As in Ibsen, Ray circles his protagonist with progressive youth, who will eventually champion him, and the progressive ‘establishment’ that will be co-opted by power and money.
For such a political, public, film, the family dimension is stressed more than in Ibsen. Gupta’s wife, played by Ruma Guha Thakurta with a profound sadness, stands by her man, though in the film’s greatest moment, she turns her back is to him when she reveals that she is religious and has been unhappy that he isn’t.
It’s the film’s only moment of great subtlety. There are other striking moments, for example two separate shots of Gupta hand-in-hand with either his wife or his daughter. These images are humane and given almost the level of importance of God’s outstretched hand to Adam in the Sistine Chapel ceiling, but this serves to highlight the banal nature of the images’ surroundings.
Disease in the temple’s holy water. I can’t find a way to describe this without it forming a metaphor. In a contemporary interview in Sight & Sound, Ray himself described the film as being about pollution in the water, again a loaded phrase.
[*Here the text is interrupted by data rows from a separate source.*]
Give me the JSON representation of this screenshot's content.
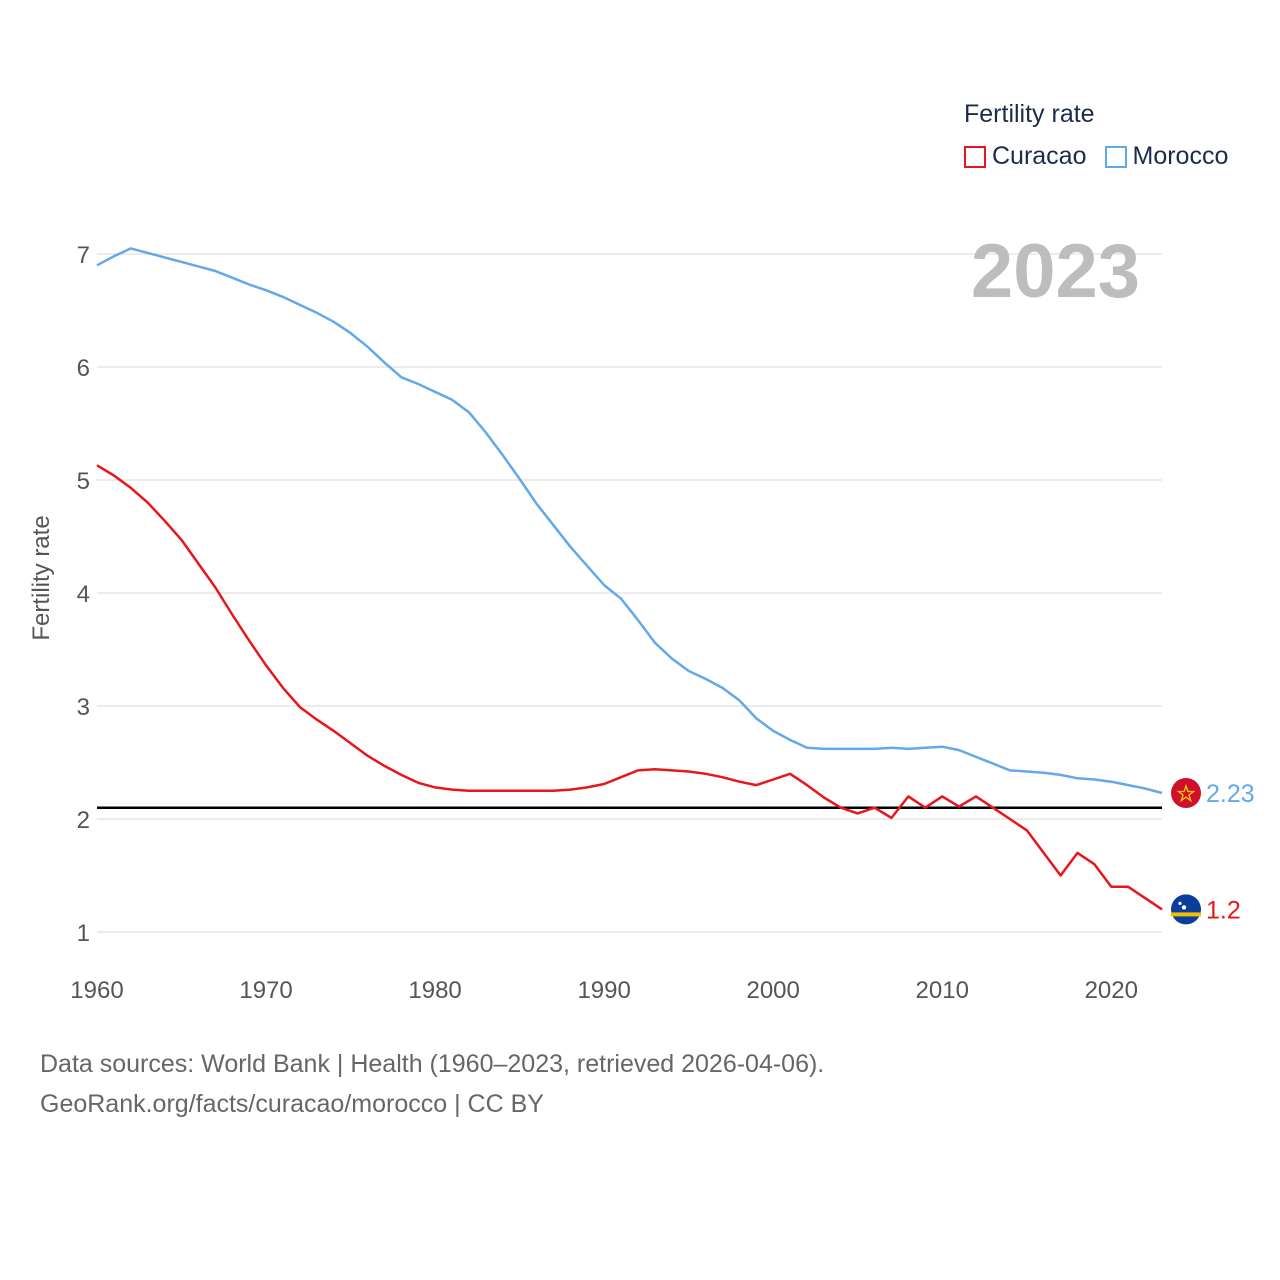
{
  "legend": {
    "title": "Fertility rate",
    "items": [
      {
        "label": "Curacao",
        "color": "#e8161b"
      },
      {
        "label": "Morocco",
        "color": "#63a8e8"
      }
    ]
  },
  "year_label": "2023",
  "footer": {
    "line1": "Data sources: World Bank | Health (1960–2023, retrieved 2026-04-06).",
    "line2": "GeoRank.org/facts/curacao/morocco | CC BY"
  },
  "chart_data": {
    "type": "line",
    "title": "",
    "xlabel": "",
    "ylabel": "Fertility rate",
    "xlim": [
      1960,
      2023
    ],
    "ylim": [
      1,
      7
    ],
    "xticks": [
      1960,
      1970,
      1980,
      1990,
      2000,
      2010,
      2020
    ],
    "yticks": [
      1,
      2,
      3,
      4,
      5,
      6,
      7
    ],
    "grid": true,
    "reference_line": 2.1,
    "x": [
      1960,
      1961,
      1962,
      1963,
      1964,
      1965,
      1966,
      1967,
      1968,
      1969,
      1970,
      1971,
      1972,
      1973,
      1974,
      1975,
      1976,
      1977,
      1978,
      1979,
      1980,
      1981,
      1982,
      1983,
      1984,
      1985,
      1986,
      1987,
      1988,
      1989,
      1990,
      1991,
      1992,
      1993,
      1994,
      1995,
      1996,
      1997,
      1998,
      1999,
      2000,
      2001,
      2002,
      2003,
      2004,
      2005,
      2006,
      2007,
      2008,
      2009,
      2010,
      2011,
      2012,
      2013,
      2014,
      2015,
      2016,
      2017,
      2018,
      2019,
      2020,
      2021,
      2022,
      2023
    ],
    "series": [
      {
        "name": "Curacao",
        "color": "#e8161b",
        "end_label": "1.2",
        "values": [
          5.13,
          5.04,
          4.93,
          4.8,
          4.64,
          4.47,
          4.26,
          4.05,
          3.81,
          3.58,
          3.36,
          3.16,
          2.99,
          2.88,
          2.78,
          2.67,
          2.56,
          2.47,
          2.39,
          2.32,
          2.28,
          2.26,
          2.25,
          2.25,
          2.25,
          2.25,
          2.25,
          2.25,
          2.26,
          2.28,
          2.31,
          2.37,
          2.43,
          2.44,
          2.43,
          2.42,
          2.4,
          2.37,
          2.33,
          2.3,
          2.35,
          2.4,
          2.3,
          2.19,
          2.1,
          2.05,
          2.1,
          2.01,
          2.2,
          2.1,
          2.2,
          2.11,
          2.2,
          2.1,
          2.0,
          1.9,
          1.7,
          1.5,
          1.7,
          1.6,
          1.4,
          1.4,
          1.3,
          1.2
        ]
      },
      {
        "name": "Morocco",
        "color": "#63a8e8",
        "end_label": "2.23",
        "values": [
          6.9,
          6.98,
          7.05,
          7.01,
          6.97,
          6.93,
          6.89,
          6.85,
          6.79,
          6.73,
          6.68,
          6.62,
          6.55,
          6.48,
          6.4,
          6.3,
          6.18,
          6.04,
          5.91,
          5.85,
          5.78,
          5.71,
          5.6,
          5.42,
          5.22,
          5.01,
          4.79,
          4.6,
          4.41,
          4.24,
          4.07,
          3.95,
          3.76,
          3.56,
          3.42,
          3.31,
          3.24,
          3.16,
          3.05,
          2.89,
          2.78,
          2.7,
          2.63,
          2.62,
          2.62,
          2.62,
          2.62,
          2.63,
          2.62,
          2.63,
          2.64,
          2.61,
          2.55,
          2.49,
          2.43,
          2.42,
          2.41,
          2.39,
          2.36,
          2.35,
          2.33,
          2.3,
          2.27,
          2.23
        ]
      }
    ]
  }
}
We can immediately see why this would create opposition among believers. By definition, holy water cannot be polluted, it cannot be diseased, it cannot be unclean. The potent clash inherent even in describing the situation is Ray’s single improvement on his source.
For Ibsen, there was no religious dimension in his drama – the polluted water was rather a symbol of our polluted society, in total.
Ray narrows his focus, and poorly illuminates a serious, and perhaps eternal, dilemma. While we can abstractly accept there is a gap between what we believe and what is actually true, we cannot easily live according to the truth. Indeed, as Nietzsche put it, in words Ibsen would have approved, we have art lest we perish of the truth.